The IBM document also provides the REORGCHK command to calculate whether the table needs to be reorganized based on the statistical formula.
For example, you can REORGCHK the system table and user table respectively:
(1) REORGCHK for system tables
- DB2 reorgchk update statistics on table system
(2) REORGCHK for user tables
- db2 reorgchk update statistics on table user
It should be noted that if the data volume in the database is large, these operations usually take a long time, so try to do it when the database is relatively idle.
- db2 update db cfg using AUTO_MAINT off AUTO_TBL_MAINT off AUTO_RUNSTATS off
In DB2 8.2, the database can automatically collect statistical information. However, such an action will bring additional load. In general, you can turn it off and only run it as needed.
2. LOAD
Load is a very powerful data migration tool in DB2. It is generally used for data insertion in large batches. Because the Load operation does not remember logs, the efficiency is very good. I used to Load data at a speed of 50-60 Mb/s ON THE RS6000 platform. Here I want to discuss how to use load in the DB2 database to influence the statistics of your catalog view.

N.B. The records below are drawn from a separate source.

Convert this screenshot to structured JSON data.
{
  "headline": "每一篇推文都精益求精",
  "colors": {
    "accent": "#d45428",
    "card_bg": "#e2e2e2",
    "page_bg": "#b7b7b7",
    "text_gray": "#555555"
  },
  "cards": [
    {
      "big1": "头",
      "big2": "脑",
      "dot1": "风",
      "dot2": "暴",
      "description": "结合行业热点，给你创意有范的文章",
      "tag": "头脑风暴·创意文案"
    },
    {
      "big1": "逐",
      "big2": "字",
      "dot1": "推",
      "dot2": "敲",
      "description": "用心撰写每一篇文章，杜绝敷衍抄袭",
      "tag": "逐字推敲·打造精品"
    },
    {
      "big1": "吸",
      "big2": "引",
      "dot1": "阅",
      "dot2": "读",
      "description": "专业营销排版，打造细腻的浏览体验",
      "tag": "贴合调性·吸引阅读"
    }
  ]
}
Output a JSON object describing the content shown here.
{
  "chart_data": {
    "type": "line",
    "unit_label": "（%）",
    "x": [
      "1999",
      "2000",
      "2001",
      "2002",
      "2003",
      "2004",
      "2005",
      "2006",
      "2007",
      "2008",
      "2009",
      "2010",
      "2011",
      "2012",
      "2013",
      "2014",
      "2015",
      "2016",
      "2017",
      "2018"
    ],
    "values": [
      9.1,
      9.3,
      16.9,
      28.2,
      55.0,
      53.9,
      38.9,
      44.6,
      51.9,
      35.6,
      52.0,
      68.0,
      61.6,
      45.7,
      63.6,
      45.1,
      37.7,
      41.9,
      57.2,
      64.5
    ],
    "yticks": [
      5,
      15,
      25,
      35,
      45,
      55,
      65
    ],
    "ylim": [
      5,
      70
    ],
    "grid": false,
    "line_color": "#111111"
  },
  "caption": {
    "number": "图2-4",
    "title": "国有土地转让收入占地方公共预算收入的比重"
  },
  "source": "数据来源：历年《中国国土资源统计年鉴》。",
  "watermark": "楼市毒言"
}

The statistics option can be used to generate statistics during loading. These statistics can be used by the optimizer to determine the most effective way to execute SQL statements.
For example:
Produce the most detailed statistics on tables and indexes:
- load from mobile_number.del of del replace into mobile statistics yes
- with distribution and detailed indexes all
Both tables and indexes generate simple statistics:
- load from mobile_number.del of del replace into mobile statistics yes and indexes all
You can do this in the new version of DB2 8.2:
- load from mobile_number.del of del replace into mobile statistics use profile
3. DB2LOOK
Db2look is a powerful auxiliary tool of DB2. It can help us extract the database structure from the current database. In many cases of data migration, we need this powerful tool very much.

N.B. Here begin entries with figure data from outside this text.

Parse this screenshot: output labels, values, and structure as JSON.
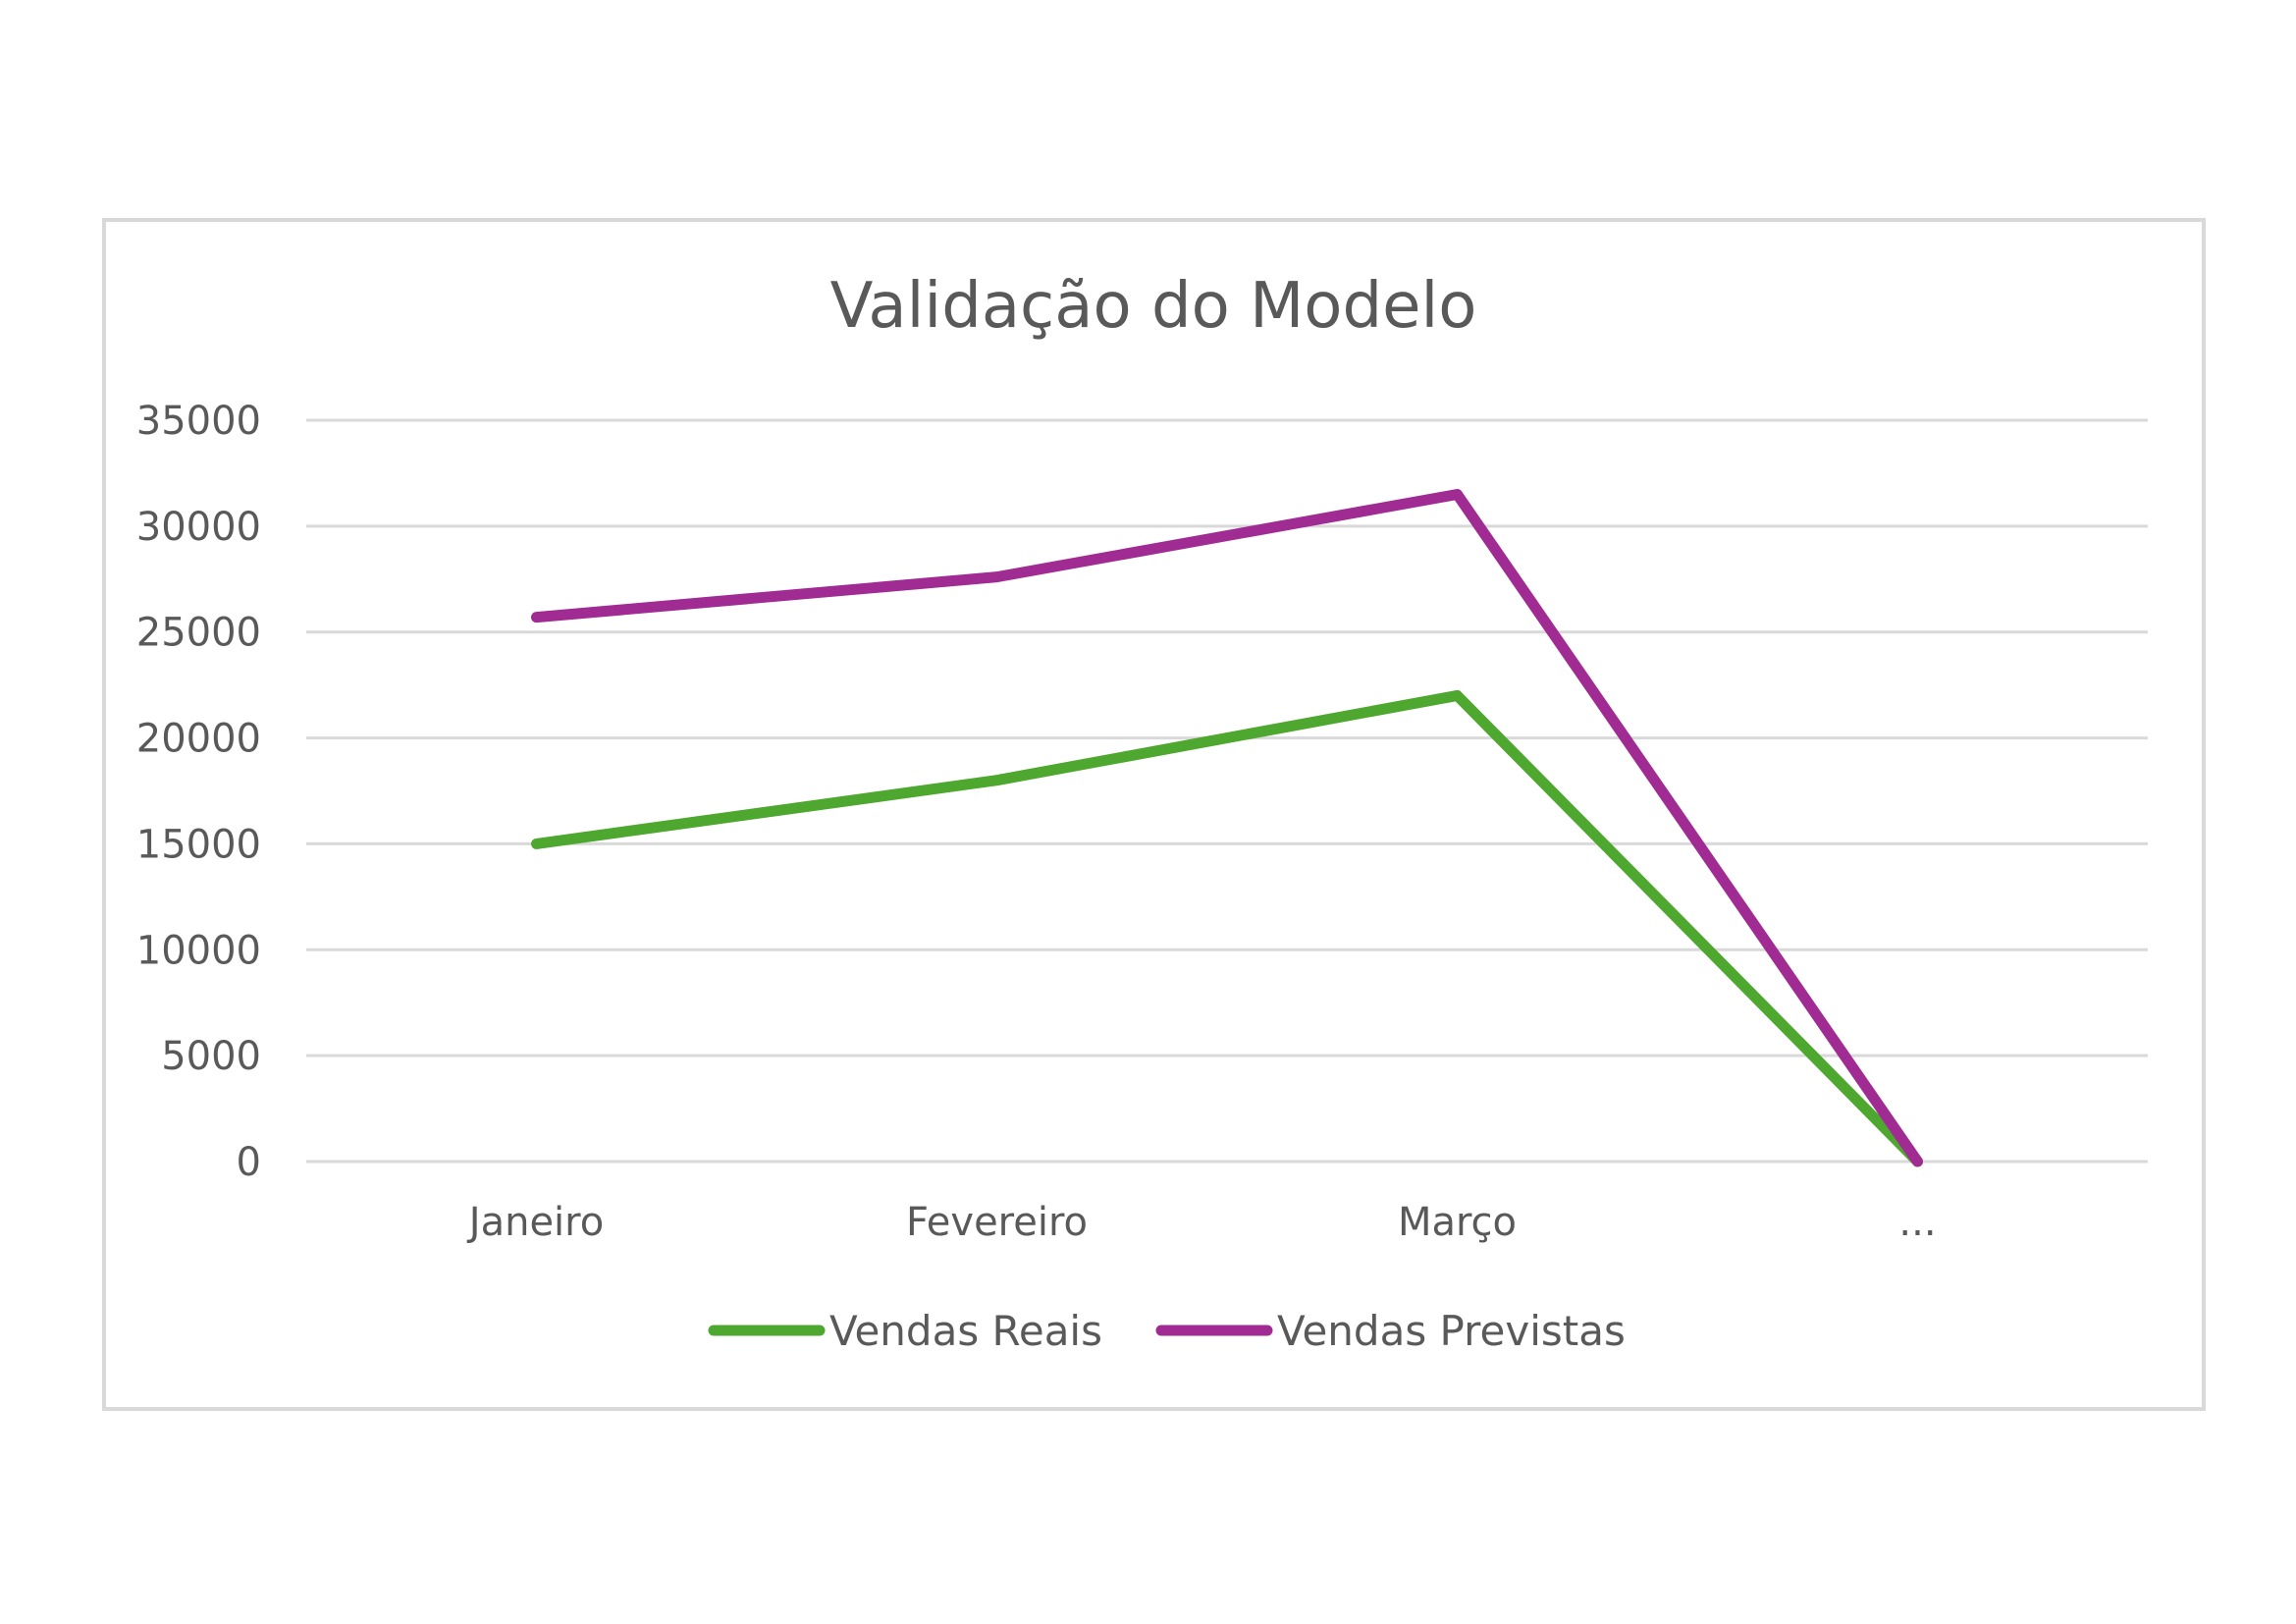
{
  "chart_data": {
    "type": "line",
    "title": "Validação do Modelo",
    "xlabel": "",
    "ylabel": "",
    "categories": [
      "Janeiro",
      "Fevereiro",
      "Março",
      "..."
    ],
    "ylim": [
      0,
      35000
    ],
    "yticks": [
      0,
      5000,
      10000,
      15000,
      20000,
      25000,
      30000,
      35000
    ],
    "grid": true,
    "legend_position": "bottom",
    "series": [
      {
        "name": "Vendas Reais",
        "color": "#4ea72e",
        "values": [
          15000,
          18000,
          22000,
          0
        ]
      },
      {
        "name": "Vendas Previstas",
        "color": "#a02b93",
        "values": [
          25700,
          27600,
          31500,
          0
        ]
      }
    ]
  }
}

In some cases, especially when the development database is migrated to the production database and the production database is migrated to the development database environment, we need to use the db2look tool to ensure consistency of the SQL Execution Plan, the db2look tool can be used to extract the statistical information of database objects and migrate the statistical information of the database.
For example:
(1) collect statistical information in the user environment:
Db2 runstats on table <User table schema Name>. <table Name>
Db2look-d <user DB2 database name>-t <Table Name>-m-o statis. SQL
The output file is an UPDATE statement for each field value related to the statistical information of the table in the user DB2 system catalog table.
Db2-svtf statis. SQL
(2) Use the statistical information provided by the user to update the statistical information of the test table in the test environment:
4. Summary
This article describes several common methods for updating execution plans in DB2. In actual work environments, there are many differences. It should be emphasized that in the DB2 database, cost-based optimizer determines the SQL Execution efficiency. Correct and timely collection of DB2 database statistics is crucial for the optimizer to generate the correct execution plan.